Credit Demand Expected to Tighten in 2019

Feb 19, 2019Federal Regulation, News

According to a recent survey by the Federal Reserve, banks are expecting a decline in loan demand in conjunction with a deterioration of loan performance over the course of 2019. The survey was conducted over the past three months, generally corresponding to the fourth quarter of 2018.

The Federal Reserve administers the Senior Loan Officer Opinion Survey on Bank Lending Practices each quarter, providing updates on the “changes in the standards and terms on, and demand for, bank loans to businesses and households.”

A net share of banks stated that they were tightening standards on credit card loans and imposing tighter credit limits on credit cards, which could be a result of weaker demand for consumer credit as reported by survey participants.

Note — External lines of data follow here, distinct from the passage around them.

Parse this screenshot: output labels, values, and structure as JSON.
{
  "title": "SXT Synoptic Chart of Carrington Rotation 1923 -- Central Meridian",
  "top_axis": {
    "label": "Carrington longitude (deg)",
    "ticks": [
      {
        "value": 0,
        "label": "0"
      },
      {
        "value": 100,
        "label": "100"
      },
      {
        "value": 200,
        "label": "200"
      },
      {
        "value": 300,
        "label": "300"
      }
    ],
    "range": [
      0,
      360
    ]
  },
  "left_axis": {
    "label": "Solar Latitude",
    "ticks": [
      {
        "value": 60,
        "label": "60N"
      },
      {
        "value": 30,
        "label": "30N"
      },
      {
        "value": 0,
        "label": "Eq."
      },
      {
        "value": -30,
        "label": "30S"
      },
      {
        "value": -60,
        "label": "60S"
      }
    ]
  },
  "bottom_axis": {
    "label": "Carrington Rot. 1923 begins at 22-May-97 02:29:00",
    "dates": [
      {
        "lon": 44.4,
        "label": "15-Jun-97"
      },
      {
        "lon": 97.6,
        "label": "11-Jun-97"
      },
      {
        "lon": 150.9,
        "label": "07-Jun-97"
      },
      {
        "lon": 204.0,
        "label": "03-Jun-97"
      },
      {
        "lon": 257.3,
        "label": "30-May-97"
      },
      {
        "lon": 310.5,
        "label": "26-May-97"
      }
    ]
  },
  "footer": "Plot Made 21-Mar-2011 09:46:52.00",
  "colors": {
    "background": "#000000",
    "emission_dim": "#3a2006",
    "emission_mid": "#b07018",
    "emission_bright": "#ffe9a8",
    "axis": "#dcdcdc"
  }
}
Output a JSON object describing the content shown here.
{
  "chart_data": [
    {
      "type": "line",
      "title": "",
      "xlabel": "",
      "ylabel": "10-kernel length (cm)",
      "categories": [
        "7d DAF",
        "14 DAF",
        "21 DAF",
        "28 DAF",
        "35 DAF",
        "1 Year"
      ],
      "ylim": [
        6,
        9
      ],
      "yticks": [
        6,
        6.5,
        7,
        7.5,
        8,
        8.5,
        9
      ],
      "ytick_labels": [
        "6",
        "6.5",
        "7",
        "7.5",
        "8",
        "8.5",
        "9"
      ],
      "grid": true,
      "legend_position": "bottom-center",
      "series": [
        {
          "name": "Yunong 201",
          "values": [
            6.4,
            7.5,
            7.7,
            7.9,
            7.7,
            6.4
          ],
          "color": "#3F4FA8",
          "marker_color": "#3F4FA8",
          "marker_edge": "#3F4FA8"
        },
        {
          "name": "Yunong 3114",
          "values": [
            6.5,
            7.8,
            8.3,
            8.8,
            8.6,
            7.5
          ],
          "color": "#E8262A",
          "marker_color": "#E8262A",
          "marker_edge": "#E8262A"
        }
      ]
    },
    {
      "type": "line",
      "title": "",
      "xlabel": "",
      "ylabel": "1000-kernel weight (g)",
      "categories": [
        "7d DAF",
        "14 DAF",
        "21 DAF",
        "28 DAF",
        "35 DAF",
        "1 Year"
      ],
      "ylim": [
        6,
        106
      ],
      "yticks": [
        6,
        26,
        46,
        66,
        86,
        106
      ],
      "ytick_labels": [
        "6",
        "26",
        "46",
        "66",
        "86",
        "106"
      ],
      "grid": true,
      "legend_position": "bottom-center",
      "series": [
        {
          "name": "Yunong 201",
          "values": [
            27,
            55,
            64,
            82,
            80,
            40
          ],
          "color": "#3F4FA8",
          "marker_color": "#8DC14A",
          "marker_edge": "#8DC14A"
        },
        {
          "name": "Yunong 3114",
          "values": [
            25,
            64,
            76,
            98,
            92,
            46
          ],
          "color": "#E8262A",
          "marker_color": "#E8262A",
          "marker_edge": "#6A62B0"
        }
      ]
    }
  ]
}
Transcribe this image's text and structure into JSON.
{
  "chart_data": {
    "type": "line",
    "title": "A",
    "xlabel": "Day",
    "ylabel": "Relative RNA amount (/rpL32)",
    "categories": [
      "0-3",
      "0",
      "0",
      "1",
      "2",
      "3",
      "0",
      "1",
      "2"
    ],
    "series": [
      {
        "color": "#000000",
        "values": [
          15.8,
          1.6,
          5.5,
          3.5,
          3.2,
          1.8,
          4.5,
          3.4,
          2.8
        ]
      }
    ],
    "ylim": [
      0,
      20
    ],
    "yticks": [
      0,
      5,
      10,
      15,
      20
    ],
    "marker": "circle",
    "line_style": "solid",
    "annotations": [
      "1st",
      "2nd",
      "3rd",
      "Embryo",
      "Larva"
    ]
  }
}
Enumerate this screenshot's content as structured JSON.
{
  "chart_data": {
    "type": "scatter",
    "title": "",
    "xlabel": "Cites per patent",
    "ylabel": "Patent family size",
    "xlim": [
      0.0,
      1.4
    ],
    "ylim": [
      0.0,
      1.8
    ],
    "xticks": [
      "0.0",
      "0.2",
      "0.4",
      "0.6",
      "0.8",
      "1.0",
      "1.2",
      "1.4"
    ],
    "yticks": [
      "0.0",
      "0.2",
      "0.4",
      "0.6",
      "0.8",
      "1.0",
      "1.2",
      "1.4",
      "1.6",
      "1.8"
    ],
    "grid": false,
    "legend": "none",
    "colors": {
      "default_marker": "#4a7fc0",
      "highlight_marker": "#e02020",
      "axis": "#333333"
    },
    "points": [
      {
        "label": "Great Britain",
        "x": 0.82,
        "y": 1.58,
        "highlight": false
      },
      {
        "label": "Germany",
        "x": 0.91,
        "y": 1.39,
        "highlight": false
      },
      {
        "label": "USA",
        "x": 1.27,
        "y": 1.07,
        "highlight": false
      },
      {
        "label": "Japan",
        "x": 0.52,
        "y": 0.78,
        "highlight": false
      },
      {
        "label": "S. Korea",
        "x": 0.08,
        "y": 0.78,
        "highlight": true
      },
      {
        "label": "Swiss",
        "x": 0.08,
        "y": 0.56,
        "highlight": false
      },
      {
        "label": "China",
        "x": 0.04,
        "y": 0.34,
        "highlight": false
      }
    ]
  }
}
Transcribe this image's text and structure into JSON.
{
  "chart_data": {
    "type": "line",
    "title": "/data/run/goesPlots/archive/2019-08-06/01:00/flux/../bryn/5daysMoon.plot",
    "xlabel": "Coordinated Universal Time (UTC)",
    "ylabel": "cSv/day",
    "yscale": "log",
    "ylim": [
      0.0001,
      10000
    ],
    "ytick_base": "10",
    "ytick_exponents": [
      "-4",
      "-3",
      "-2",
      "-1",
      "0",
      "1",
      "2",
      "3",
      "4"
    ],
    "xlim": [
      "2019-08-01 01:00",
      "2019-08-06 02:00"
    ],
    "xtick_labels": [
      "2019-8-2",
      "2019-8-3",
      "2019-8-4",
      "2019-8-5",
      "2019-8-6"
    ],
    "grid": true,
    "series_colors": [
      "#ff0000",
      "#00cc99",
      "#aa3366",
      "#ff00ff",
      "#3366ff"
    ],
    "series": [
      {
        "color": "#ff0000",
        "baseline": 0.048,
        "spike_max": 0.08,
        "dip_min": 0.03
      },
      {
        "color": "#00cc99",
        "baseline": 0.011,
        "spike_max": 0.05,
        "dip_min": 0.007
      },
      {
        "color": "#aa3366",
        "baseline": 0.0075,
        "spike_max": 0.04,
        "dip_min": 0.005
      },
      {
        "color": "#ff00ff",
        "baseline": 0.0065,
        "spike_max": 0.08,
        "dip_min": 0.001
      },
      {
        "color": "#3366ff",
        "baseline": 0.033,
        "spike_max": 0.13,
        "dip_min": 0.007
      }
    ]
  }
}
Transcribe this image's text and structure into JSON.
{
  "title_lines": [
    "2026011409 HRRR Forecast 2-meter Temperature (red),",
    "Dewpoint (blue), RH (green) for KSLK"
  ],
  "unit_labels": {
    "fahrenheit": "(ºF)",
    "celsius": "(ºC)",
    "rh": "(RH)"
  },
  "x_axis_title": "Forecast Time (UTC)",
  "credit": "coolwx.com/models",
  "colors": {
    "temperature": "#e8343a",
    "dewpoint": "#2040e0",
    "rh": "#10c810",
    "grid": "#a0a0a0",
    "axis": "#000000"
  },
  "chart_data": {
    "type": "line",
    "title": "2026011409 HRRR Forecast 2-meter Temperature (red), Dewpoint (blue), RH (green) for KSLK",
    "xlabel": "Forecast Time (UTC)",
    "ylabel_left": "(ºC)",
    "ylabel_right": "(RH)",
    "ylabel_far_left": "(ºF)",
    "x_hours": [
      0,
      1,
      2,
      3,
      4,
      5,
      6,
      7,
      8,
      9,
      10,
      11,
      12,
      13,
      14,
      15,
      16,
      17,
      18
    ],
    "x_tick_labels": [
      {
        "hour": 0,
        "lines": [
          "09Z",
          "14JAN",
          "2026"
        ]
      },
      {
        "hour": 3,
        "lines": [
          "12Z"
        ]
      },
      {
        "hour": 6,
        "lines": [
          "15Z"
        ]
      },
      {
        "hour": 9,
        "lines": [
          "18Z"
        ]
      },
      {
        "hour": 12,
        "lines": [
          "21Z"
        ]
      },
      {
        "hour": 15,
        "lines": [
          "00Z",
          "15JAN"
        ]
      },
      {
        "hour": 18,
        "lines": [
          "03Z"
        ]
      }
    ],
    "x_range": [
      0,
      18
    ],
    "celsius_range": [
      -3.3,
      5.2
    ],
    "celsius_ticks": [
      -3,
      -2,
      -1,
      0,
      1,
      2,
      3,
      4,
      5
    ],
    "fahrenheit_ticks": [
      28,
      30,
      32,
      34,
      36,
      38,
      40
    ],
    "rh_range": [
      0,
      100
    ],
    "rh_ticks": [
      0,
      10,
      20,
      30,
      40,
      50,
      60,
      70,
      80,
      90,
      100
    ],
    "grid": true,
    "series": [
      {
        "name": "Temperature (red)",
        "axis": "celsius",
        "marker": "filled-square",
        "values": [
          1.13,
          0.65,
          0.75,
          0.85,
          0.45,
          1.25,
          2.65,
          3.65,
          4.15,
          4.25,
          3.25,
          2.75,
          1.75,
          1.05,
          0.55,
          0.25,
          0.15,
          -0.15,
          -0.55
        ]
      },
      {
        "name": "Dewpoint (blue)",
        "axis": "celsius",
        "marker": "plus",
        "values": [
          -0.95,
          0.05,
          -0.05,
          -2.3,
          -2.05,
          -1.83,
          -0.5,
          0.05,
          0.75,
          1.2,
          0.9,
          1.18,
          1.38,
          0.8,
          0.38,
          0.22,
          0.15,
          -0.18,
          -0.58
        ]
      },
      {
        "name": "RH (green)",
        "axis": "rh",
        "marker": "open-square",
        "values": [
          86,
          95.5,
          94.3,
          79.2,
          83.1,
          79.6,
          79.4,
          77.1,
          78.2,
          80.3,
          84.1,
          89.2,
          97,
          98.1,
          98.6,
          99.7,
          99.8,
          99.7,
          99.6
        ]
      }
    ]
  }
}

In addition, banks are “expecting tighter standards, weaker demand, and worse loan performance, for most loan categories.” Banks cited a deterioration in collateral values, an expected reduction in risk tolerance, and an expected decline in the quality of loan portfolios over 2019.

Gregory Daco, chief U.S. economist with Oxford Economics, argues that banks generally have a weaker appetite for risk today than in years prior. “If you look at the underlying reasons that are listed as to why banks are tightening standards, for instance, it doesn’t seem to me that this is all cyclical. In an environment where growth is falling, you’re going to be less tolerant of risk-taking than in an environment where growth is accelerating,” said Daco. “If you were going to compare 2017 to 2019, tolerance for risk is going to be lower.”